Trials by Media: The Ethics and Efficacy of Cancel Culture
Cancel culture is a social phenomenon that sees the cancellation or discrediting of someone for an act of wrongdoing. A "cancellation" indicates a loss of social currency, an incapacity for improvement, and the denial of the opportunity for apology. The cancelled are silenced. In response to her seemingly transphobic tweet, J.K. Rowling experienced cancellation and a subsequent boycott against her brand. When Professor Greg Patton at the University of Southern California repeated the Chinese word for “that” – a similar sound to the N-word – in a recorded lecture, he received severe, international censure that forced his decision to step down.
The capacity of cancel culture, in context and impact, makes a clear distinction between guilt and shame: guilt is a feeling of misconduct, shame is a badge of it, and cancel culture clearly elicits the latter. In ”How to Build a Healthy Brain”, Kimberley Wilson writes that “social media has democratised cancel culture”, alluding to both the old age of the phenomenon and the newfound, extensive opportunity to jump on its bandwagon of censorship. As social media grows, cancel culture grows with it and becomes further embedded in a global understanding of right from wrong. Extensive debate surrounds the ethics and efficacy of such a stringent measure of morality.
Advocates of cancel culture commend how it regulates behaviour, normalises taking accountability, and protects and mobilises underprivileged groups. Working in a similar way to the law, the reprimand of cancellation incentivises acting in the "right" and instils a fear of "wrong" behaviour. In a piece for VICE Magazine, Shamira Ibrahim emphasises how cancel culture enables marginalised voices to police the media, large corporations, and those in positions of power. She references celebrity cancellations and acknowledges that “redemption will happen for the cancelled”, but adds that “in that space before the comeback, the best tool remains for the court of public opinion to demand apologies and utilise social media for accountability to set a rubric for engagement”. In this way, Ibrahim recognises cancel culture as a precedent compulsory for the protection of and support for the marginalised.
Yet, arguably the true victims of cancel culture are ordinary people – like Professor Patton, who lack the resources necessary to escape cancellation. The anti-cancel culture argument fixates on the impact of this caveat of cancellation, one that can result in job loss and upended livelihood, reputation, and mental health. In these ordinary cases, when everything is on the line, is it fair to cancel? Is it fair to approach morality on a black-and-white basis, refuting the potential for ambiguity? Critics of cancel culture ask these questions, and even challenge whether it surrounds an idea of "morality" at all. Kimberley Wilson writes that, instead, cancel culture is about dominance and rather than teaching right from wrong and anticipating growth, cancel culture dismisses. She holds that proponents of the culture only aim to control those they cancel.
Writing for The New York Times, Ligaya Mishan critiques the "benefits" of cancel culture.

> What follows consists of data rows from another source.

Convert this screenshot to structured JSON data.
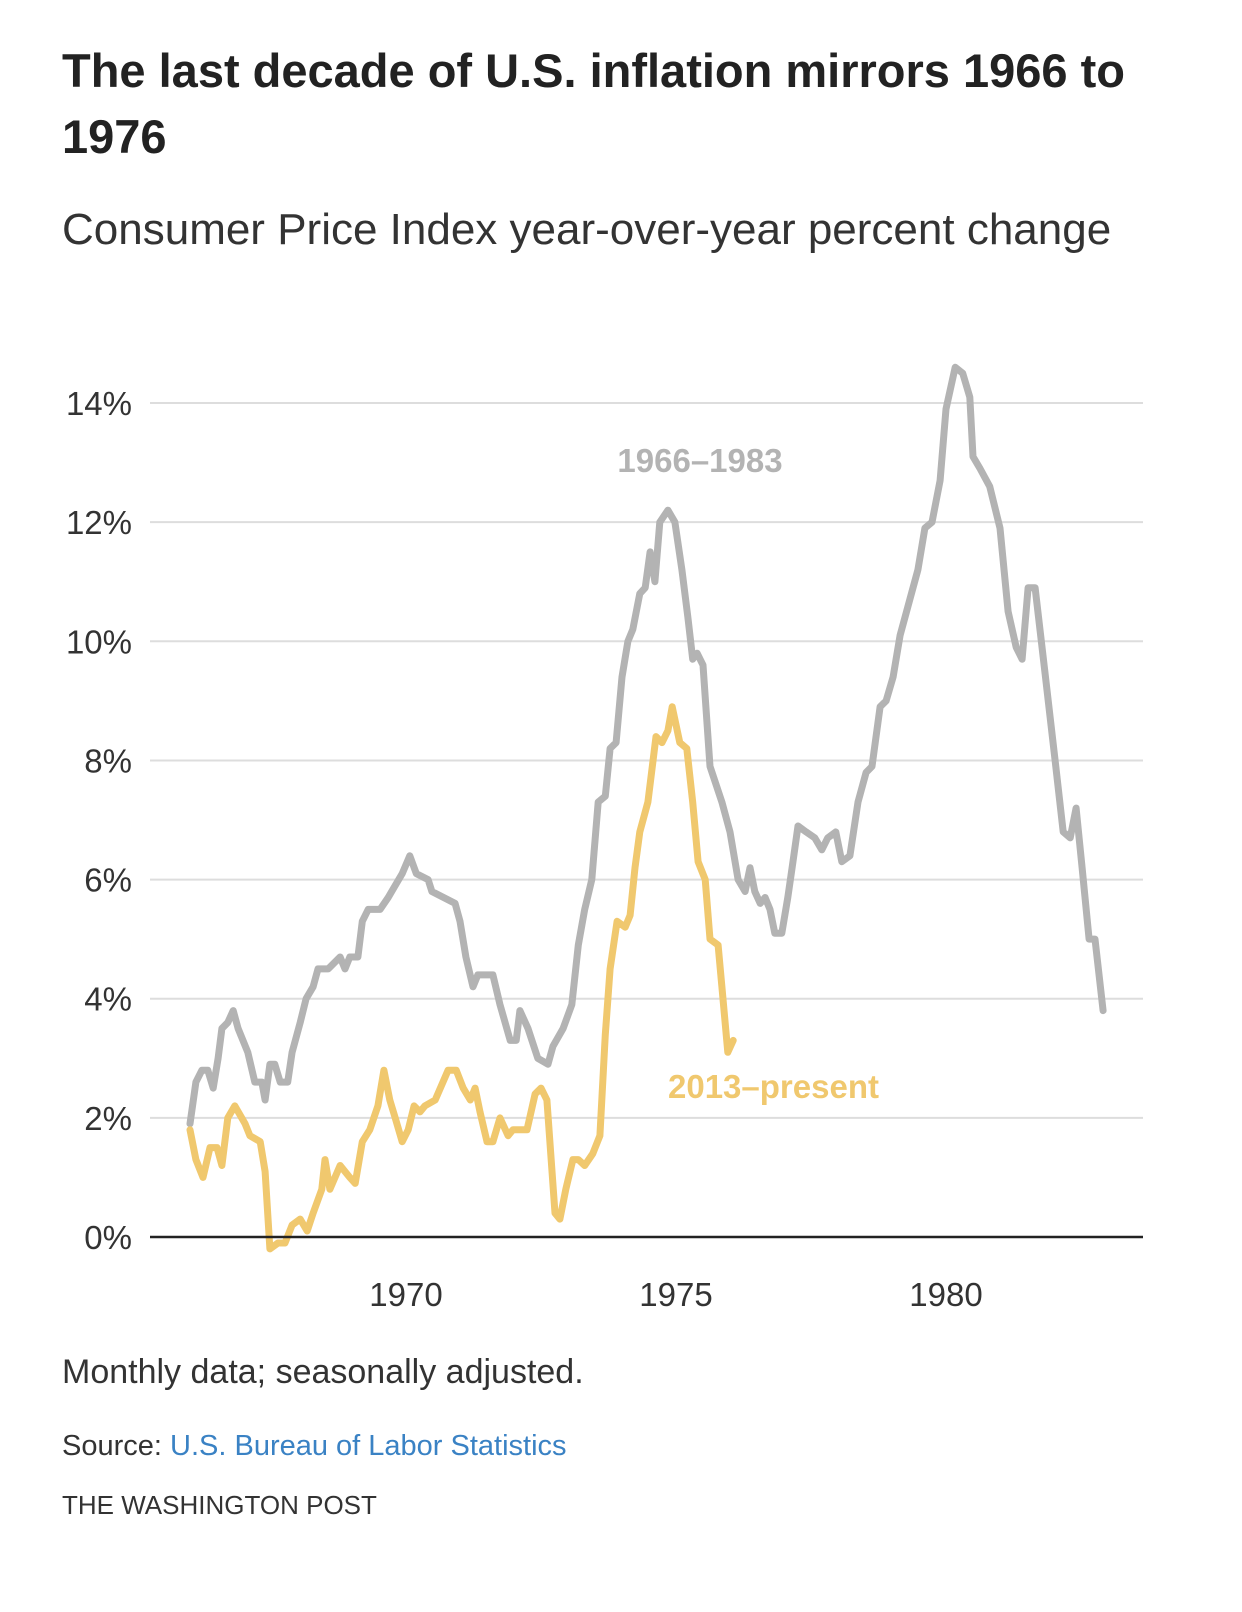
{
  "title": "The last decade of U.S. inflation mirrors 1966 to 1976",
  "subtitle": "Consumer Price Index year-over-year percent change",
  "note": "Monthly data; seasonally adjusted.",
  "source_label": "Source:",
  "source_link": "U.S. Bureau of Labor Statistics",
  "credit": "THE WASHINGTON POST",
  "colors": {
    "series_1966": "#b3b3b3",
    "series_2013": "#f0c86e",
    "link": "#3a82c4",
    "grid": "#dddddd",
    "baseline": "#222222"
  },
  "chart_data": {
    "type": "line",
    "title": "The last decade of U.S. inflation mirrors 1966 to 1976",
    "subtitle": "Consumer Price Index year-over-year percent change",
    "xlabel": "",
    "ylabel": "",
    "xlim": [
      1966,
      1983.3
    ],
    "ylim": [
      0,
      14
    ],
    "x_ticks": [
      "1970",
      "1975",
      "1980"
    ],
    "x_tick_values": [
      1970,
      1975,
      1980
    ],
    "y_ticks": [
      "0%",
      "2%",
      "4%",
      "6%",
      "8%",
      "10%",
      "12%",
      "14%"
    ],
    "y_tick_values": [
      0,
      2,
      4,
      6,
      8,
      10,
      12,
      14
    ],
    "grid": "horizontal",
    "series": [
      {
        "name": "1966–1983",
        "color": "#b3b3b3",
        "points": [
          [
            1966.0,
            1.9
          ],
          [
            1966.11,
            2.6
          ],
          [
            1966.22,
            2.8
          ],
          [
            1966.33,
            2.8
          ],
          [
            1966.43,
            2.5
          ],
          [
            1966.52,
            3.0
          ],
          [
            1966.59,
            3.5
          ],
          [
            1966.7,
            3.6
          ],
          [
            1966.8,
            3.8
          ],
          [
            1966.89,
            3.5
          ],
          [
            1967.07,
            3.1
          ],
          [
            1967.2,
            2.6
          ],
          [
            1967.33,
            2.6
          ],
          [
            1967.39,
            2.3
          ],
          [
            1967.48,
            2.9
          ],
          [
            1967.57,
            2.9
          ],
          [
            1967.67,
            2.6
          ],
          [
            1967.81,
            2.6
          ],
          [
            1967.89,
            3.1
          ],
          [
            1968.04,
            3.6
          ],
          [
            1968.15,
            4.0
          ],
          [
            1968.28,
            4.2
          ],
          [
            1968.37,
            4.5
          ],
          [
            1968.56,
            4.5
          ],
          [
            1968.78,
            4.7
          ],
          [
            1968.87,
            4.5
          ],
          [
            1968.96,
            4.7
          ],
          [
            1969.11,
            4.7
          ],
          [
            1969.19,
            5.3
          ],
          [
            1969.3,
            5.5
          ],
          [
            1969.52,
            5.5
          ],
          [
            1969.67,
            5.7
          ],
          [
            1969.8,
            5.9
          ],
          [
            1969.93,
            6.1
          ],
          [
            1970.07,
            6.4
          ],
          [
            1970.19,
            6.1
          ],
          [
            1970.41,
            6.0
          ],
          [
            1970.48,
            5.8
          ],
          [
            1970.91,
            5.6
          ],
          [
            1971.0,
            5.3
          ],
          [
            1971.11,
            4.7
          ],
          [
            1971.24,
            4.2
          ],
          [
            1971.33,
            4.4
          ],
          [
            1971.61,
            4.4
          ],
          [
            1971.74,
            3.9
          ],
          [
            1971.93,
            3.3
          ],
          [
            1972.04,
            3.3
          ],
          [
            1972.11,
            3.8
          ],
          [
            1972.26,
            3.5
          ],
          [
            1972.44,
            3.0
          ],
          [
            1972.63,
            2.9
          ],
          [
            1972.72,
            3.2
          ],
          [
            1972.91,
            3.5
          ],
          [
            1973.07,
            3.9
          ],
          [
            1973.19,
            4.9
          ],
          [
            1973.31,
            5.5
          ],
          [
            1973.44,
            6.0
          ],
          [
            1973.56,
            7.3
          ],
          [
            1973.69,
            7.4
          ],
          [
            1973.78,
            8.2
          ],
          [
            1973.89,
            8.3
          ],
          [
            1974.0,
            9.4
          ],
          [
            1974.11,
            10.0
          ],
          [
            1974.2,
            10.2
          ],
          [
            1974.33,
            10.8
          ],
          [
            1974.43,
            10.9
          ],
          [
            1974.52,
            11.5
          ],
          [
            1974.61,
            11.0
          ],
          [
            1974.7,
            12.0
          ],
          [
            1974.85,
            12.2
          ],
          [
            1974.98,
            12.0
          ],
          [
            1975.11,
            11.2
          ],
          [
            1975.22,
            10.4
          ],
          [
            1975.31,
            9.7
          ],
          [
            1975.39,
            9.8
          ],
          [
            1975.5,
            9.6
          ],
          [
            1975.63,
            7.9
          ],
          [
            1975.85,
            7.3
          ],
          [
            1976.0,
            6.8
          ],
          [
            1976.15,
            6.0
          ],
          [
            1976.28,
            5.8
          ],
          [
            1976.37,
            6.2
          ],
          [
            1976.46,
            5.8
          ],
          [
            1976.56,
            5.6
          ],
          [
            1976.65,
            5.7
          ],
          [
            1976.74,
            5.5
          ],
          [
            1976.83,
            5.1
          ],
          [
            1976.96,
            5.1
          ],
          [
            1977.07,
            5.7
          ],
          [
            1977.15,
            6.2
          ],
          [
            1977.26,
            6.9
          ],
          [
            1977.41,
            6.8
          ],
          [
            1977.57,
            6.7
          ],
          [
            1977.7,
            6.5
          ],
          [
            1977.81,
            6.7
          ],
          [
            1977.96,
            6.8
          ],
          [
            1978.07,
            6.3
          ],
          [
            1978.22,
            6.4
          ],
          [
            1978.37,
            7.3
          ],
          [
            1978.52,
            7.8
          ],
          [
            1978.63,
            7.9
          ],
          [
            1978.78,
            8.9
          ],
          [
            1978.89,
            9.0
          ],
          [
            1979.02,
            9.4
          ],
          [
            1979.15,
            10.1
          ],
          [
            1979.33,
            10.7
          ],
          [
            1979.48,
            11.2
          ],
          [
            1979.61,
            11.9
          ],
          [
            1979.74,
            12.0
          ],
          [
            1979.89,
            12.7
          ],
          [
            1980.0,
            13.9
          ],
          [
            1980.17,
            14.6
          ],
          [
            1980.31,
            14.5
          ],
          [
            1980.44,
            14.1
          ],
          [
            1980.5,
            13.1
          ],
          [
            1980.63,
            12.9
          ],
          [
            1980.81,
            12.6
          ],
          [
            1981.0,
            11.9
          ],
          [
            1981.15,
            10.5
          ],
          [
            1981.3,
            9.9
          ],
          [
            1981.41,
            9.7
          ],
          [
            1981.52,
            10.9
          ],
          [
            1981.65,
            10.9
          ],
          [
            1981.83,
            9.5
          ],
          [
            1982.02,
            8.0
          ],
          [
            1982.17,
            6.8
          ],
          [
            1982.3,
            6.7
          ],
          [
            1982.41,
            7.2
          ],
          [
            1982.52,
            6.2
          ],
          [
            1982.65,
            5.0
          ],
          [
            1982.76,
            5.0
          ],
          [
            1982.91,
            3.8
          ]
        ]
      },
      {
        "name": "2013–present",
        "color": "#f0c86e",
        "points": [
          [
            2013.0,
            1.8
          ],
          [
            2013.11,
            1.3
          ],
          [
            2013.24,
            1.0
          ],
          [
            2013.37,
            1.5
          ],
          [
            2013.5,
            1.5
          ],
          [
            2013.59,
            1.2
          ],
          [
            2013.7,
            2.0
          ],
          [
            2013.83,
            2.2
          ],
          [
            2014.02,
            1.9
          ],
          [
            2014.11,
            1.7
          ],
          [
            2014.3,
            1.6
          ],
          [
            2014.39,
            1.1
          ],
          [
            2014.48,
            -0.2
          ],
          [
            2014.63,
            -0.1
          ],
          [
            2014.76,
            -0.1
          ],
          [
            2014.89,
            0.2
          ],
          [
            2015.04,
            0.3
          ],
          [
            2015.17,
            0.1
          ],
          [
            2015.28,
            0.4
          ],
          [
            2015.44,
            0.8
          ],
          [
            2015.5,
            1.3
          ],
          [
            2015.59,
            0.8
          ],
          [
            2015.78,
            1.2
          ],
          [
            2015.96,
            1.0
          ],
          [
            2016.06,
            0.9
          ],
          [
            2016.19,
            1.6
          ],
          [
            2016.33,
            1.8
          ],
          [
            2016.48,
            2.2
          ],
          [
            2016.59,
            2.8
          ],
          [
            2016.7,
            2.3
          ],
          [
            2016.8,
            2.0
          ],
          [
            2016.93,
            1.6
          ],
          [
            2017.04,
            1.8
          ],
          [
            2017.15,
            2.2
          ],
          [
            2017.26,
            2.1
          ],
          [
            2017.35,
            2.2
          ],
          [
            2017.54,
            2.3
          ],
          [
            2017.78,
            2.8
          ],
          [
            2017.93,
            2.8
          ],
          [
            2018.06,
            2.5
          ],
          [
            2018.19,
            2.3
          ],
          [
            2018.28,
            2.5
          ],
          [
            2018.37,
            2.1
          ],
          [
            2018.5,
            1.6
          ],
          [
            2018.61,
            1.6
          ],
          [
            2018.74,
            2.0
          ],
          [
            2018.89,
            1.7
          ],
          [
            2018.98,
            1.8
          ],
          [
            2019.11,
            1.8
          ],
          [
            2019.24,
            1.8
          ],
          [
            2019.39,
            2.4
          ],
          [
            2019.5,
            2.5
          ],
          [
            2019.61,
            2.3
          ],
          [
            2019.76,
            0.4
          ],
          [
            2019.85,
            0.3
          ],
          [
            2019.96,
            0.8
          ],
          [
            2020.09,
            1.3
          ],
          [
            2020.19,
            1.3
          ],
          [
            2020.31,
            1.2
          ],
          [
            2020.46,
            1.4
          ],
          [
            2020.59,
            1.7
          ],
          [
            2020.69,
            3.4
          ],
          [
            2020.78,
            4.5
          ],
          [
            2020.91,
            5.3
          ],
          [
            2021.06,
            5.2
          ],
          [
            2021.15,
            5.4
          ],
          [
            2021.24,
            6.2
          ],
          [
            2021.33,
            6.8
          ],
          [
            2021.48,
            7.3
          ],
          [
            2021.63,
            8.4
          ],
          [
            2021.74,
            8.3
          ],
          [
            2021.85,
            8.5
          ],
          [
            2021.93,
            8.9
          ],
          [
            2022.07,
            8.3
          ],
          [
            2022.2,
            8.2
          ],
          [
            2022.31,
            7.3
          ],
          [
            2022.41,
            6.3
          ],
          [
            2022.54,
            6.0
          ],
          [
            2022.63,
            5.0
          ],
          [
            2022.78,
            4.9
          ],
          [
            2022.85,
            4.2
          ],
          [
            2022.96,
            3.1
          ],
          [
            2023.06,
            3.3
          ]
        ]
      }
    ],
    "annotations": [
      "1966–1983",
      "2013–present"
    ]
  }
}
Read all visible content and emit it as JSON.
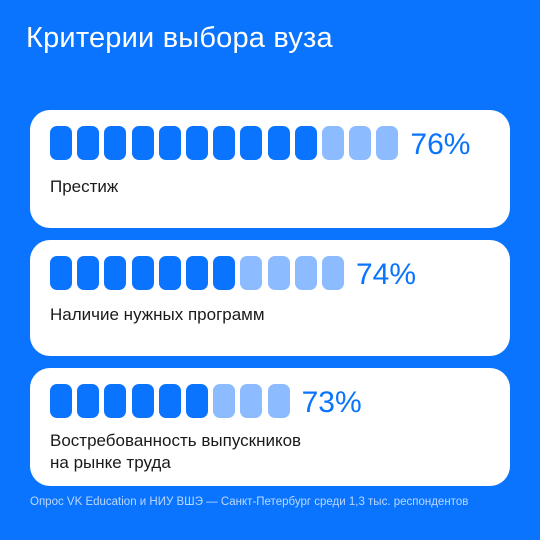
{
  "title": "Критерии выбора вуза",
  "colors": {
    "background": "#0a74ff",
    "bar_strong": "#0a74ff",
    "bar_light": "#8cbbff",
    "percent_text": "#0a74ff"
  },
  "chart_data": {
    "type": "bar",
    "categories": [
      "Престиж",
      "Наличие нужных программ",
      "Востребованность выпускников на рынке труда"
    ],
    "values": [
      76,
      74,
      73
    ],
    "value_labels": [
      "76%",
      "74%",
      "73%"
    ],
    "label_lines": [
      [
        "Престиж"
      ],
      [
        "Наличие нужных программ"
      ],
      [
        "Востребованность выпускников",
        "на рынке труда"
      ]
    ],
    "segments_total": [
      13,
      11,
      9
    ],
    "segments_strong": [
      10,
      7,
      6
    ]
  },
  "footer": "Опрос VK Education и НИУ ВШЭ — Санкт-Петербург среди 1,3 тыс. респондентов"
}
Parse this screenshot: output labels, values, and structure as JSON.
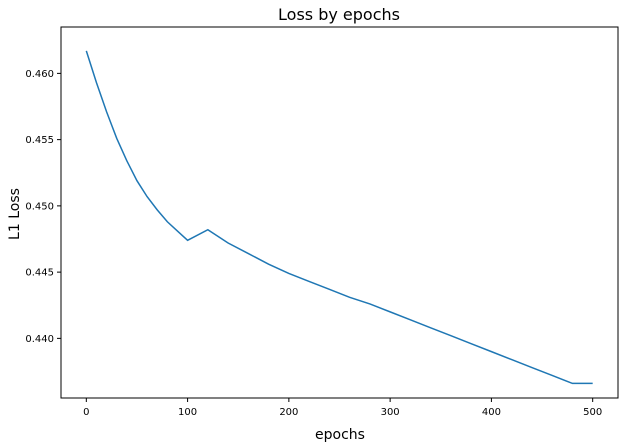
{
  "chart_data": {
    "type": "line",
    "title": "Loss by epochs",
    "xlabel": "epochs",
    "ylabel": "L1 Loss",
    "xlim": [
      -25,
      525
    ],
    "ylim": [
      0.4355,
      0.4635
    ],
    "xticks": [
      0,
      100,
      200,
      300,
      400,
      500
    ],
    "xtick_labels": [
      "0",
      "100",
      "200",
      "300",
      "400",
      "500"
    ],
    "yticks": [
      0.44,
      0.445,
      0.45,
      0.455,
      0.46
    ],
    "ytick_labels": [
      "0.440",
      "0.445",
      "0.450",
      "0.455",
      "0.460"
    ],
    "grid": false,
    "legend": "none",
    "series": [
      {
        "name": "L1 Loss",
        "color": "#1f77b4",
        "x": [
          0,
          10,
          20,
          30,
          40,
          50,
          60,
          70,
          80,
          90,
          100,
          120,
          140,
          160,
          180,
          200,
          220,
          240,
          260,
          280,
          300,
          320,
          340,
          360,
          380,
          400,
          420,
          440,
          460,
          480,
          500
        ],
        "y": [
          0.4617,
          0.4593,
          0.4571,
          0.4551,
          0.4534,
          0.4519,
          0.4507,
          0.4497,
          0.4488,
          0.4481,
          0.4474,
          0.4482,
          0.4472,
          0.4464,
          0.4456,
          0.4449,
          0.4443,
          0.4437,
          0.4431,
          0.4426,
          0.442,
          0.4414,
          0.4408,
          0.4402,
          0.4396,
          0.439,
          0.4384,
          0.4378,
          0.4372,
          0.4366,
          0.4366
        ]
      }
    ]
  }
}
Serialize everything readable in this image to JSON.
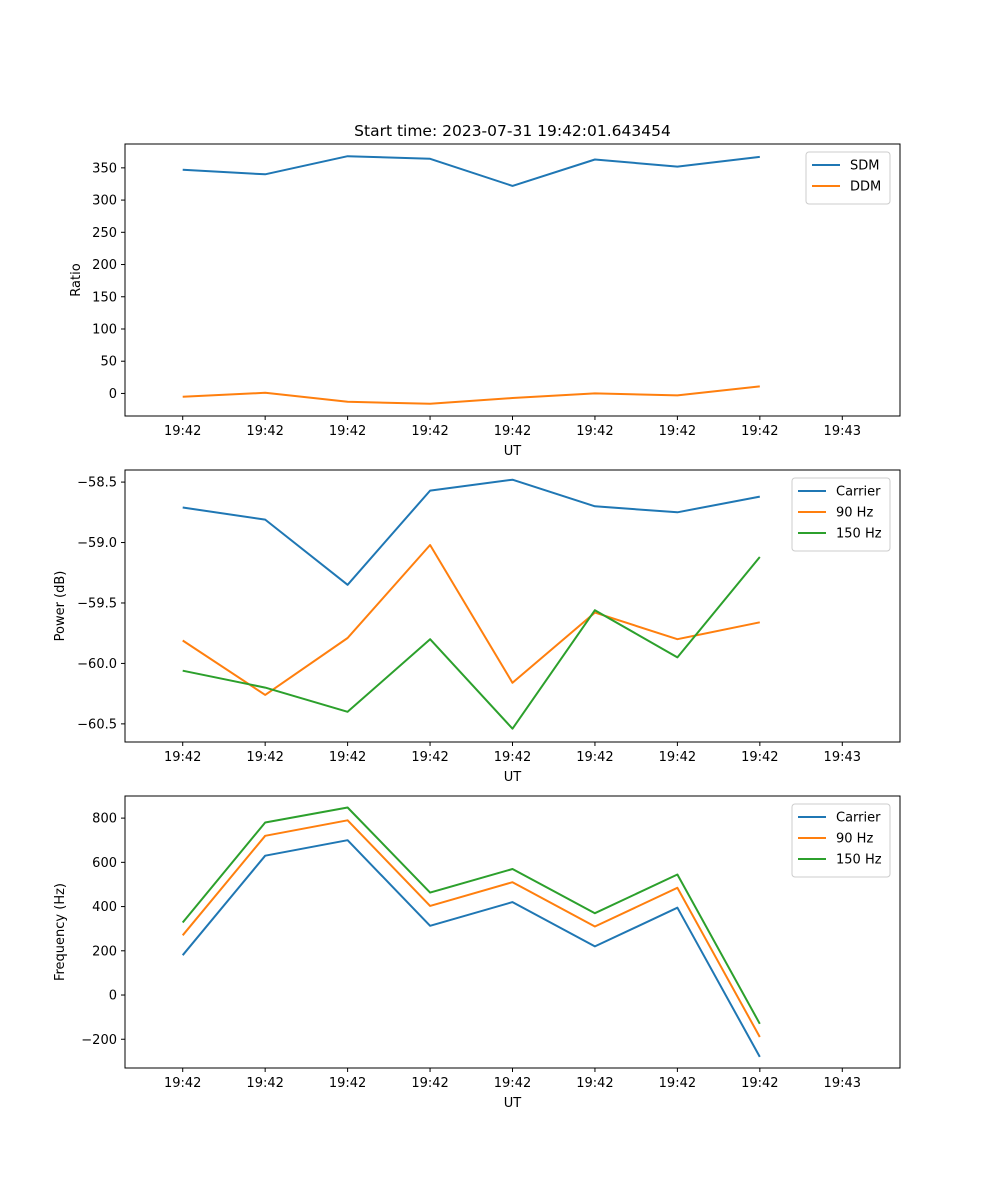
{
  "chart_data": [
    {
      "type": "line",
      "title": "Start time: 2023-07-31 19:42:01.643454",
      "xlabel": "UT",
      "ylabel": "Ratio",
      "x_tick_labels": [
        "19:42",
        "19:42",
        "19:42",
        "19:42",
        "19:42",
        "19:42",
        "19:42",
        "19:42",
        "19:43"
      ],
      "y_ticks": [
        0,
        50,
        100,
        150,
        200,
        250,
        300,
        350
      ],
      "y_tick_labels": [
        "0",
        "50",
        "100",
        "150",
        "200",
        "250",
        "300",
        "350"
      ],
      "ylim": [
        -35,
        387
      ],
      "x_index_range": [
        -0.7,
        8.7
      ],
      "x": [
        0,
        1,
        2,
        3,
        4,
        5,
        6,
        7
      ],
      "series": [
        {
          "name": "SDM",
          "color": "#1f77b4",
          "values": [
            347,
            340,
            368,
            364,
            322,
            363,
            352,
            367
          ]
        },
        {
          "name": "DDM",
          "color": "#ff7f0e",
          "values": [
            -5,
            1,
            -13,
            -16,
            -7,
            0,
            -3,
            11
          ]
        }
      ],
      "legend": "top-right"
    },
    {
      "type": "line",
      "title": "",
      "xlabel": "UT",
      "ylabel": "Power (dB)",
      "x_tick_labels": [
        "19:42",
        "19:42",
        "19:42",
        "19:42",
        "19:42",
        "19:42",
        "19:42",
        "19:42",
        "19:43"
      ],
      "y_ticks": [
        -60.5,
        -60.0,
        -59.5,
        -59.0,
        -58.5
      ],
      "y_tick_labels": [
        "−60.5",
        "−60.0",
        "−59.5",
        "−59.0",
        "−58.5"
      ],
      "ylim": [
        -60.65,
        -58.4
      ],
      "x_index_range": [
        -0.7,
        8.7
      ],
      "x": [
        0,
        1,
        2,
        3,
        4,
        5,
        6,
        7
      ],
      "series": [
        {
          "name": "Carrier",
          "color": "#1f77b4",
          "values": [
            -58.71,
            -58.81,
            -59.35,
            -58.57,
            -58.48,
            -58.7,
            -58.75,
            -58.62
          ]
        },
        {
          "name": "90 Hz",
          "color": "#ff7f0e",
          "values": [
            -59.81,
            -60.26,
            -59.79,
            -59.02,
            -60.16,
            -59.58,
            -59.8,
            -59.66
          ]
        },
        {
          "name": "150 Hz",
          "color": "#2ca02c",
          "values": [
            -60.06,
            -60.2,
            -60.4,
            -59.8,
            -60.54,
            -59.56,
            -59.95,
            -59.12
          ]
        }
      ],
      "legend": "top-right"
    },
    {
      "type": "line",
      "title": "",
      "xlabel": "UT",
      "ylabel": "Frequency (Hz)",
      "x_tick_labels": [
        "19:42",
        "19:42",
        "19:42",
        "19:42",
        "19:42",
        "19:42",
        "19:42",
        "19:42",
        "19:43"
      ],
      "y_ticks": [
        -200,
        0,
        200,
        400,
        600,
        800
      ],
      "y_tick_labels": [
        "−200",
        "0",
        "200",
        "400",
        "600",
        "800"
      ],
      "ylim": [
        -330,
        900
      ],
      "x_index_range": [
        -0.7,
        8.7
      ],
      "x": [
        0,
        1,
        2,
        3,
        4,
        5,
        6,
        7
      ],
      "series": [
        {
          "name": "Carrier",
          "color": "#1f77b4",
          "values": [
            180,
            630,
            700,
            313,
            420,
            220,
            395,
            -280
          ]
        },
        {
          "name": "90 Hz",
          "color": "#ff7f0e",
          "values": [
            270,
            720,
            790,
            403,
            510,
            310,
            485,
            -190
          ]
        },
        {
          "name": "150 Hz",
          "color": "#2ca02c",
          "values": [
            328,
            780,
            848,
            463,
            570,
            370,
            545,
            -130
          ]
        }
      ],
      "legend": "top-right"
    }
  ]
}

She reinforces Ibrahim’s point that when individuals in privileged positions are cancelled, they have the resources to eventually redeem themselves. However, she asserts that as a result, cancel culture “hasn’t succeeded in toppling any major figures – high-level politicians, corporate titans – let alone institutions”. She argues that the ability for the privileged to retaliate defeats the overall purpose of cancel culture. This can be seen in the case of J.K. Rowling’s cancellation, one in which her power and prestige afforded her the opportunity to release a public statement and did not have much of an effect on her cherished brand.
Mishan continues by suggesting that cancel culture actually fuels large corporations and capitalism – those same structures that maintain the injustice and marginalisation that cancel culture is designed to mitigate. As people engage with the media, she says they "do the free labor of making the platform more valuable". And, with increased stigma surrounding the term "cancel culture", those in power use it to their benefit as a crutch to delegitimise public censure.
Perhaps cancel culture is a class, not a social issue, with the privileged immune to and benefitting from its effects while it even supports the injustice it supposedly seeks to undo. Though cancel culture assumes guilty-until-proven-innocent, the opposite of traditional legal principles, in a sense it may be conflated with the law; a system often escapable by the privileged and one that leaves a permanent record. Thus, one question remains unanswered: is any measurement of morality truly just?